La douleur de Cosette, si poignante encore et si vive quatre ou cinq mois auparavant, était, à son insu même, entrée en convalescence. La nature, le printemps, la jeunesse, l’amour pour son père, la gaîté des oiseaux et des fleurs faisaient filtrer peu à peu, jour à jour, goutte à goutte, dans cette âme si vierge et si jeune, on ne sait quoi qui ressemblait presque à l’oubli. Le feu s’y éteignait-il tout à fait ? ou s’y formait-il seulement des couches de cendre ? Le fait est qu’elle ne se sentait presque plus de point douloureux et brûlant.

Un jour elle pensa tout à coup à Marius : — Tiens ! dit-elle, je n’y pense plus.

Dans cette même semaine elle remarqua, passant devant la grille du jardin, un fort bel officier de lanciers, taille de guêpe, ravissant uniforme, joues de jeune fille, sabre sous le bras, moustaches cirées, schapska verni. Du reste cheveux blonds, yeux bleus à fleur de tête, figure ronde, vaine, insolente et jolie ; tout le contraire de Marius. Un cigare à la bouche. — Cosette songea que cet officier était sans doute du régiment caserne rue de Babylone.

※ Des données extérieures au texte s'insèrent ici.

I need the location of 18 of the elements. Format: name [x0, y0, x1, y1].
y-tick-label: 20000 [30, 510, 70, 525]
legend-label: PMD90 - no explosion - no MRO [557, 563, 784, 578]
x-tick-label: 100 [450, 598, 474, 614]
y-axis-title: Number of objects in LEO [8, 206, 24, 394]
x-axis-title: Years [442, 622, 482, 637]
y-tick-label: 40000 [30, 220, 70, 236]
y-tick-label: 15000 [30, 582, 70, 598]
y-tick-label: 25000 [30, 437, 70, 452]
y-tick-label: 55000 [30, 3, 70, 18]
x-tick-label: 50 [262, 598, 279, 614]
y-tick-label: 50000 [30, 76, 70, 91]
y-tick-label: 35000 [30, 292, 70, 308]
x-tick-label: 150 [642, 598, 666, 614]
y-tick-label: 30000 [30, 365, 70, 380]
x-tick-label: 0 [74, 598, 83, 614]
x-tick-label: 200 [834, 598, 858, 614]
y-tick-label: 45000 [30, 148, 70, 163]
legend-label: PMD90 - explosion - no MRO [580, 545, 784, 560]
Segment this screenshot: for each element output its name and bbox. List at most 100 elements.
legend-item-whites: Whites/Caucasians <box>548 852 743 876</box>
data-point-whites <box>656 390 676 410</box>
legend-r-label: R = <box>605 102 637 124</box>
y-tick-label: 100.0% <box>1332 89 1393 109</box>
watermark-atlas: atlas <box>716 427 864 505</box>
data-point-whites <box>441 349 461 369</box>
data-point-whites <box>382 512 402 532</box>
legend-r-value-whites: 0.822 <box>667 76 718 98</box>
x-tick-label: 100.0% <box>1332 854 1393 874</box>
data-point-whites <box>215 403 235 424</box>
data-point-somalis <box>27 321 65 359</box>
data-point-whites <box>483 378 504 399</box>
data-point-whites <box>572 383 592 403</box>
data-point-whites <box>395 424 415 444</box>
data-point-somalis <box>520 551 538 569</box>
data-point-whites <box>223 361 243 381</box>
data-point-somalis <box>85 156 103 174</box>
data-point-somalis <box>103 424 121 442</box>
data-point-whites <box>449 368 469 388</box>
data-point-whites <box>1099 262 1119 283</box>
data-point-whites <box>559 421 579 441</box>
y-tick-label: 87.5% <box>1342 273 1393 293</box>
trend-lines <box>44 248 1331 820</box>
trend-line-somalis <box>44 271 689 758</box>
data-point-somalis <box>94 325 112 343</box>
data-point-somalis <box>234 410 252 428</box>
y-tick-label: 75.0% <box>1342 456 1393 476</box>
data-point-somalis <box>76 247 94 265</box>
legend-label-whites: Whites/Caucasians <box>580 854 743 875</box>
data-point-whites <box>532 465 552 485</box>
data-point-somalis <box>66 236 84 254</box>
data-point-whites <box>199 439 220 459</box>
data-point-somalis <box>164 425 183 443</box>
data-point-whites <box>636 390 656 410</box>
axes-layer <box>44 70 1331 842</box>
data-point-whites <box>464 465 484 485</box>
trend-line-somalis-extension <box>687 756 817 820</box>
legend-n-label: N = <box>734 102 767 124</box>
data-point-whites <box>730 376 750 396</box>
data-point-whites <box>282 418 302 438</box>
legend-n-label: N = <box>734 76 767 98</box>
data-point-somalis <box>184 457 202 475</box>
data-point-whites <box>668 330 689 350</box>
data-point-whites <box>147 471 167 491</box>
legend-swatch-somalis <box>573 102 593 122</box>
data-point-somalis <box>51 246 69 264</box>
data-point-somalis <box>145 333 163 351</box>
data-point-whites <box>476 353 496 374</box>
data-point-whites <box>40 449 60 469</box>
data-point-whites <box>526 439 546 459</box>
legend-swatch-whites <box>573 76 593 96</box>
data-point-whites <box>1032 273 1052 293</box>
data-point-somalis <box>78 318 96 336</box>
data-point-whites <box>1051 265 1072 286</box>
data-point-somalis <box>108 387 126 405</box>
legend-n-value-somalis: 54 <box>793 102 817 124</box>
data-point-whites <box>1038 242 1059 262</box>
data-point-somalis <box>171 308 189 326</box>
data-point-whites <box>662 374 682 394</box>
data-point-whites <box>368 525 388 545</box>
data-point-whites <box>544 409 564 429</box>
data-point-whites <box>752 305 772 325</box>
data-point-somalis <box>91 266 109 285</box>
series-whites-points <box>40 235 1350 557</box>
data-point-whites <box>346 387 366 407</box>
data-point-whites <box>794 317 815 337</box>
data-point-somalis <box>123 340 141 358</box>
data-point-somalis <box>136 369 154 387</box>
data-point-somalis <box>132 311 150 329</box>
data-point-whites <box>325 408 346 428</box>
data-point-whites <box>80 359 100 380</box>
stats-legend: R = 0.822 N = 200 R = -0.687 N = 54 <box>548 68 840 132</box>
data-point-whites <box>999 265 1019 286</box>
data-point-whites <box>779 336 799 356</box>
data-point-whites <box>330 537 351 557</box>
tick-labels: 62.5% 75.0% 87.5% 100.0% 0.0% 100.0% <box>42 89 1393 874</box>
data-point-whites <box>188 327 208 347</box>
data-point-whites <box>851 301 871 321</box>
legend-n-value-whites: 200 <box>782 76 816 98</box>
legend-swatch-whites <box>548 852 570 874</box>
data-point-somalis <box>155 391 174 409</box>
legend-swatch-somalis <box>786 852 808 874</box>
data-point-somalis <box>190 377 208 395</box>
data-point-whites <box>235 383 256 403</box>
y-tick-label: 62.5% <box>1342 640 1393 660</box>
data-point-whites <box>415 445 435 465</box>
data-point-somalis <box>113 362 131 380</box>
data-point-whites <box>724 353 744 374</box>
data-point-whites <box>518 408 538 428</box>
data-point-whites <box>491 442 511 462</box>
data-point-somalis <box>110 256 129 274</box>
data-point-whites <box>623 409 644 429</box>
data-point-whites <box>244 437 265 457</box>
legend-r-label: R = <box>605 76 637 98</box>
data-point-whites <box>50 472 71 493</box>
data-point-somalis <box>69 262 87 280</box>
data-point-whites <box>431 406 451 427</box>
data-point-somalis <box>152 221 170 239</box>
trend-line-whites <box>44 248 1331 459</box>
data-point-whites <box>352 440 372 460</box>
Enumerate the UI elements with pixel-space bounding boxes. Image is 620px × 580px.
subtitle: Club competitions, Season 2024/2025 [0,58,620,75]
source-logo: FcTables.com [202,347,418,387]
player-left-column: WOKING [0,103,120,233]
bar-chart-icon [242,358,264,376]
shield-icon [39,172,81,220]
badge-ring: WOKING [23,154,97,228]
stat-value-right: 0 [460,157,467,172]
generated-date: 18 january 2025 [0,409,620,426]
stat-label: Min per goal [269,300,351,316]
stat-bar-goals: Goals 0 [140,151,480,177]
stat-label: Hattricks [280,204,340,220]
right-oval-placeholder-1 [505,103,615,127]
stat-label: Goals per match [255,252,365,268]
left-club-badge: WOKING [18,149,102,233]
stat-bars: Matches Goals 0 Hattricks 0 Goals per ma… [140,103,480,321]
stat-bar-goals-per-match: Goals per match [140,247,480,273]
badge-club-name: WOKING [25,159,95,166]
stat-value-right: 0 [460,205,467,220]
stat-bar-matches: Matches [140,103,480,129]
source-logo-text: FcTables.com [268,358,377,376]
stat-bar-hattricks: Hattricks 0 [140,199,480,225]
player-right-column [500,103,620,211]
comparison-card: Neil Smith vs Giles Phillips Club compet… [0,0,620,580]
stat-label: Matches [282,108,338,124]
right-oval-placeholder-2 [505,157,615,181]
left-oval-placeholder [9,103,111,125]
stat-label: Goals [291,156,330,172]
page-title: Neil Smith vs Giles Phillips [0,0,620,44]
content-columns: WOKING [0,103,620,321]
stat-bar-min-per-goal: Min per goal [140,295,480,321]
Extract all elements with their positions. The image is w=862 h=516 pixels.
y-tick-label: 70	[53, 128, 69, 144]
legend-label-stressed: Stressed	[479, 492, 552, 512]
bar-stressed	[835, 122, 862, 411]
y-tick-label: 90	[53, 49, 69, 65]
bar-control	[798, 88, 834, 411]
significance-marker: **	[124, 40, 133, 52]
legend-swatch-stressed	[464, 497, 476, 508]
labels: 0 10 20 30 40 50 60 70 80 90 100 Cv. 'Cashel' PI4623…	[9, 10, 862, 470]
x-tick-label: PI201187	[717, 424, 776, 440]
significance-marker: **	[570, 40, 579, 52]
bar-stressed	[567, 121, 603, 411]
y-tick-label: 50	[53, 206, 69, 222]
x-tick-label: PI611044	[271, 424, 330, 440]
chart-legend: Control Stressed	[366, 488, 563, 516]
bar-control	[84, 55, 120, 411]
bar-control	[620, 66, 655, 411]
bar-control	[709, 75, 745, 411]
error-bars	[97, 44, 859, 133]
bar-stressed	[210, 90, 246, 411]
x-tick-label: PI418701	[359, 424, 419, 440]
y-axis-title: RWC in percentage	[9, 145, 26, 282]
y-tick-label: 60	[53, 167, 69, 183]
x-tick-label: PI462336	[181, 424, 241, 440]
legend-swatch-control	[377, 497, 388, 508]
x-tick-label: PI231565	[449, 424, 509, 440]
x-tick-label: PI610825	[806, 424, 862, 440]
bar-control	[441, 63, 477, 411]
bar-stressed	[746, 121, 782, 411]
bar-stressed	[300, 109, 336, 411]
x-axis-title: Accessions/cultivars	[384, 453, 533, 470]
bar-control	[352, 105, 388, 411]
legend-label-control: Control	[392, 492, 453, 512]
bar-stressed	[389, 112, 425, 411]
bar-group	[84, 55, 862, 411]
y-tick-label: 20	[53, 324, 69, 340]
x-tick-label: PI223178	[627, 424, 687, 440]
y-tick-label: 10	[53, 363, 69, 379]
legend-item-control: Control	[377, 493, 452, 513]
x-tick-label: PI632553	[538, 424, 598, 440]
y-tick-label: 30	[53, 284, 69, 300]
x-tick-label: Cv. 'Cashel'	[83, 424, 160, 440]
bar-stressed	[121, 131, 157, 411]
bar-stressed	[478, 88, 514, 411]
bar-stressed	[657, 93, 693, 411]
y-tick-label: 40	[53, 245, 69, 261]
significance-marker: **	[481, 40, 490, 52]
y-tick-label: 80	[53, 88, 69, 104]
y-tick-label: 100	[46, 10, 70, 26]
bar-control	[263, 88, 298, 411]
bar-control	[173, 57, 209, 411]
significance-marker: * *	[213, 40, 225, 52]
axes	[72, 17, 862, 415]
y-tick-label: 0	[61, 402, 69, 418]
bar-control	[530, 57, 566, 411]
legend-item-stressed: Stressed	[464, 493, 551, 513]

Le lendemain, elle le vit encore passer. Elle remarqua l’heure. À dater de ce moment, était-ce le hasard ? presque tous les jours elle le vit passer.

Les camarades de l’officier s’aperçurent qu’il y avait là, dans ce jardin « mal tenu », derrière cette méchante grille rococo, une assez jolie créature qui se trouvait presque toujours là au passage du beau lieutenant, lequel n’est point inconnu du lecteur et s’appelait Théodule Gillenormand.

— Tiens ! lui disaient-ils. Il y a une petite qui te fait l’œil, regarde donc.

— Est-ce que j’ai le temps, répondait le lancier, de regarder toutes les filles qui me regardent ?

C’était précisément l’instant où Marius descendait gravement vers l’agonie et disait : — Si je pouvais seulement la revoir avant de mourir ! — Si son souhait eût été réalisé, s’il eût vu en ce moment-là Cosette regardant un lancier, il n’eût pas pu prononcer une parole et il eût expiré de douleur.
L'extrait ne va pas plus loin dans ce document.